Deux heures trente-cinq, Dijon :

Dijon, fin de soirée. La rumeur court d’un rassemblement à 21h place de la Libération, en face de la Mairie. Sur place, entre 200 et 300 personnes sont rassemblées. Un groupe entreprend d'escalader la façade de la Mairie, pour y décrocher le drapeau bleu-blanc-rouge, et tenter de le brûler, sans grand succès.

À l’annonce qu’une centaine de sarkozystes sont rassemblés autour de drapeaux place Wilson, un cortège se met en branle, derrière une banderole «Rage sociale», accompagnée de divers slogans. Finalement, la manif bifurque en direction du siège de l'UMP, protégé par une rangée de CRS, qui improvisent une protection avec une barrière de chantier.

Des écharpes commencent à recouvrir les visages, et divers slogans apparaissent sur les murs, comme «Chassons la racaille policière», «Quand les urnes mènent à l’impasse, reste l’insoumission», «Violences policières, autodéfense populaire !» Après quelques minutes de face à face, le cortège fait marche arrière, pour contourner le dispositif policier.

De l’autre côté, rebelotte. Des fumigènes et pétards sont allumés, et quelques projectiles atteignent les forces de l’ordre. Alors que la situation se tasse et que la manifestation commence à se disperser, la police a le bon goût de charger. Des barricades s’improvisent alors, à base de bacs à fleurs et d’arbustes, pendant que des poubelles sont incendiées.

Des gaz lacrymogènes font refluer partie des manifestant-e-s vers le centre ville, qui ne parviennent cependant pas à se regrouper. Certains souhaitent marcher sur la ville, tandis que d’autres cherchent la confrontation avec la police. L’initiative vient alors d’un bord inattendu : c’est armée d’un djembé qu’une manifestante s’attaque à la vitrine d’un magasin Hugo Boss, bientôt suivie par d’autres énervé-e-s.

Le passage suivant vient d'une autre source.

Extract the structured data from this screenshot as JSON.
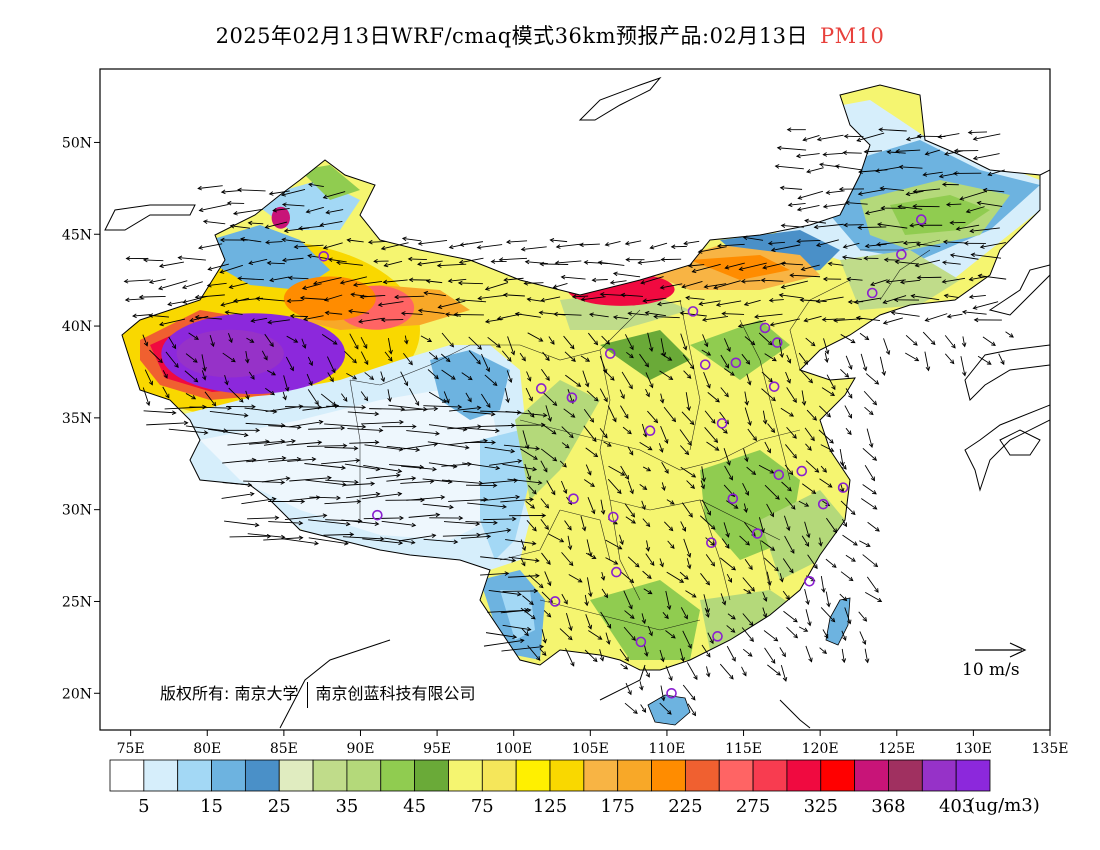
{
  "title": {
    "main": "2025年02月13日WRF/cmaq模式36km预报产品:02月13日",
    "species": "PM10",
    "species_color": "#e8413c"
  },
  "map": {
    "lon_range": [
      73,
      135
    ],
    "lat_range": [
      18,
      54
    ],
    "lat_labels": [
      "20N",
      "25N",
      "30N",
      "35N",
      "40N",
      "45N",
      "50N"
    ],
    "lon_labels": [
      "75E",
      "80E",
      "85E",
      "90E",
      "95E",
      "100E",
      "105E",
      "110E",
      "115E",
      "120E",
      "125E",
      "130E",
      "135E"
    ],
    "copyright": {
      "prefix": "版权所有:",
      "org1": "南京大学",
      "org2": "南京创蓝科技有限公司"
    },
    "wind_reference": {
      "label": "10 m/s",
      "icon": "arrow-right-icon"
    },
    "stations": [
      [
        87.6,
        43.8
      ],
      [
        91.1,
        29.7
      ],
      [
        101.8,
        36.6
      ],
      [
        103.8,
        36.1
      ],
      [
        106.3,
        38.5
      ],
      [
        103.9,
        30.6
      ],
      [
        106.5,
        29.6
      ],
      [
        106.7,
        26.6
      ],
      [
        102.7,
        25.0
      ],
      [
        108.3,
        22.8
      ],
      [
        110.3,
        20.0
      ],
      [
        113.3,
        23.1
      ],
      [
        112.9,
        28.2
      ],
      [
        115.9,
        28.7
      ],
      [
        114.3,
        30.6
      ],
      [
        117.3,
        31.9
      ],
      [
        118.8,
        32.1
      ],
      [
        120.2,
        30.3
      ],
      [
        121.5,
        31.2
      ],
      [
        119.3,
        26.1
      ],
      [
        113.6,
        34.7
      ],
      [
        114.5,
        38.0
      ],
      [
        112.5,
        37.9
      ],
      [
        108.9,
        34.3
      ],
      [
        117.0,
        36.7
      ],
      [
        117.2,
        39.1
      ],
      [
        116.4,
        39.9
      ],
      [
        111.7,
        40.8
      ],
      [
        123.4,
        41.8
      ],
      [
        125.3,
        43.9
      ],
      [
        126.6,
        45.8
      ]
    ]
  },
  "colorbar": {
    "labels": [
      "5",
      "15",
      "25",
      "35",
      "45",
      "75",
      "125",
      "175",
      "225",
      "275",
      "325",
      "368",
      "403"
    ],
    "colors": [
      "#ffffff",
      "#d6eefb",
      "#a3d8f5",
      "#6db3e0",
      "#4a90c8",
      "#e0ecc0",
      "#c0dc8a",
      "#b4d97a",
      "#90cc50",
      "#6aaa38",
      "#f5f570",
      "#f5e65a",
      "#fff000",
      "#f9d800",
      "#f8b444",
      "#f8a828",
      "#ff8c00",
      "#f06030",
      "#ff6464",
      "#f83c50",
      "#f00a40",
      "#ff0000",
      "#c81478",
      "#a03060",
      "#9632c8",
      "#8c28dc"
    ],
    "units": "(ug/m3)"
  },
  "pollution_zones": [
    {
      "lon": 83.0,
      "lat": 38.5,
      "rx": 6.0,
      "ry": 2.2,
      "level": 25
    },
    {
      "lon": 81.5,
      "lat": 38.5,
      "rx": 3.5,
      "ry": 1.3,
      "level": 24
    },
    {
      "lon": 91.0,
      "lat": 41.0,
      "rx": 2.5,
      "ry": 1.2,
      "level": 18
    },
    {
      "lon": 88.0,
      "lat": 41.5,
      "rx": 3.0,
      "ry": 1.2,
      "level": 16
    },
    {
      "lon": 107.0,
      "lat": 42.0,
      "rx": 3.5,
      "ry": 0.9,
      "level": 20
    },
    {
      "lon": 84.8,
      "lat": 45.9,
      "rx": 0.6,
      "ry": 0.6,
      "level": 22
    }
  ]
}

Une rue plus loin, c’est une banque qui est attaquée, alors que les manifestant-e-s se dispersent, et que le drapeau français brûle, cette fois pour de bon, au sommet d’une poubelle. Plus tard, un McDo voit sa vitrine abimée, tandis que le contrôle policier se reserre. Un petit groupe de manifestant-e-s se voit poursuivi par une voiture de flics, qui se gare en travers et plaque au sol deux personnes chopées au hasard, les rouant de coups.

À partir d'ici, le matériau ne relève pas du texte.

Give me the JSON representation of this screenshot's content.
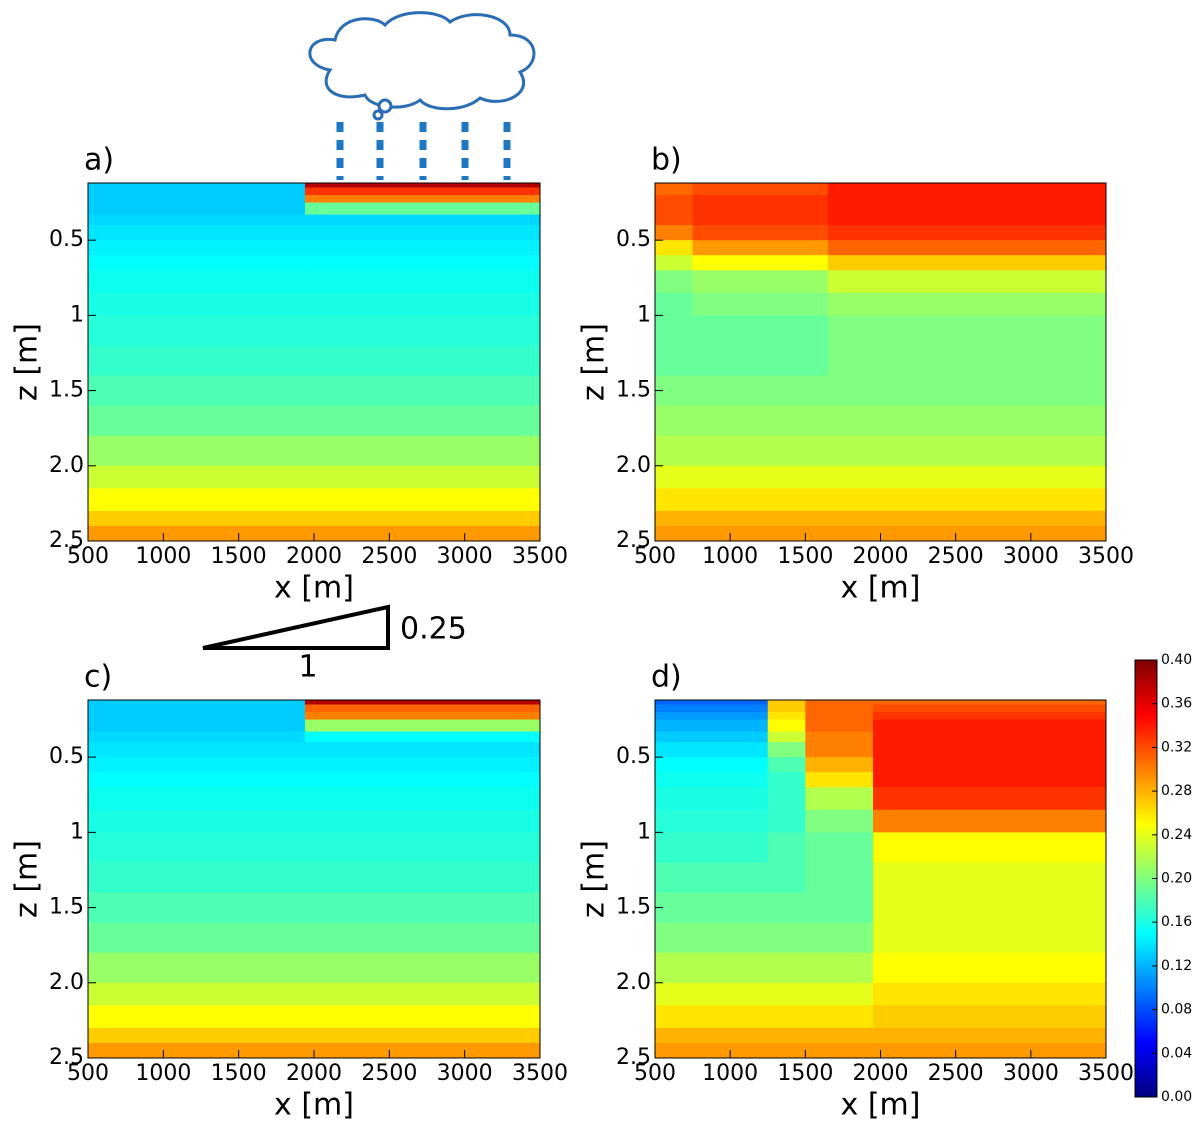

Il semblerait que la police ait procédé à au moins trois arrestations. Pendant la manifestation, les médias locaux annonçaient que des incendies avait commencé en divers points des banlieues dijonnaises.


Bilan de la Direction générale de la police nationale :
730 voitures brûlées, 592 interpellations, 78 policiers et gendarmes blessés.